PHANGS ekibi, daha geniş astronomik topluluk tarafından keşfi hızlandırmaya yardımcı olmak için Webb’in verilerini daha önce diğer gözlemevlerinden elde edilen tamamlayıcı veri kümelerinin her birine hizalayan veri kümeleri oluşturmak ve yayınlamak için çalışacak.

Lee, “Teleskopun çözünürlüğü sayesinde, ilk kez yıldız oluşumunun tam bir sayımını gerçekleştirebiliyor ve Yerel Grubun ötesindeki yakın gökadalardaki yıldızlararası orta kabarcık yapılarının envanterini çıkarabiliyoruz” dedi. “Bu nüfus sayımı, yıldız oluşumunun ve geri bildiriminin yıldızlararası ortama nasıl damgasını vurduğunu, ardından yeni nesil yıldızlara nasıl yol açtığını veya yeni nesil yıldızların oluşmasını nasıl engellediğini anlamamıza yardımcı olacak.”

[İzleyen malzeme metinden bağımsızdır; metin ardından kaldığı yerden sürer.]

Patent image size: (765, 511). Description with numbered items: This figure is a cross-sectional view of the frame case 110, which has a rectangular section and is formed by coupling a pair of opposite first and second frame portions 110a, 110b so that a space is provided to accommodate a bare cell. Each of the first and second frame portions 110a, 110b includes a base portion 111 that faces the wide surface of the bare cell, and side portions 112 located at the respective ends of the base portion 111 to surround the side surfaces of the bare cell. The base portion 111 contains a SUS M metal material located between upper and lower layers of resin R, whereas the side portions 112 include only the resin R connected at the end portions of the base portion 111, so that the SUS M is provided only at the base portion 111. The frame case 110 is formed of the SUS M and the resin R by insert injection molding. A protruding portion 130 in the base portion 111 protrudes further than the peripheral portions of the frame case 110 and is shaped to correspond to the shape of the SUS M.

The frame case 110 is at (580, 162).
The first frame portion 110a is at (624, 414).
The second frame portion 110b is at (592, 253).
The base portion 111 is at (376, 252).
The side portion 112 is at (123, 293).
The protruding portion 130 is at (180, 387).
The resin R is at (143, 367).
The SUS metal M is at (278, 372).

PHANGS ekibi tarafından yapılan araştırma, General Observer programı 2107’nin bir parçası olarak yürütülüyor. Ekibin 21 ayrı çalışmadan oluşan ilk bulguları yakın zamanda bir dergide yayınlandı. özel odak sorunu Astrofizik Dergi Mektupları.

James Webb Uzay Teleskobu, dünyanın önde gelen uzay bilimi gözlemevidir. Webb, güneş sistemimizdeki gizemleri çözecek, diğer yıldızların etrafındaki uzak dünyaların ötesine bakacak ve evrenimizin gizemli yapılarını ve kökenlerini ve içindeki yerimizi araştıracak. Webb, ortakları ESA (Avrupa Uzay Ajansı) ve CSA (Kanada Uzay Ajansı) ile NASA tarafından yürütülen uluslararası bir programdır.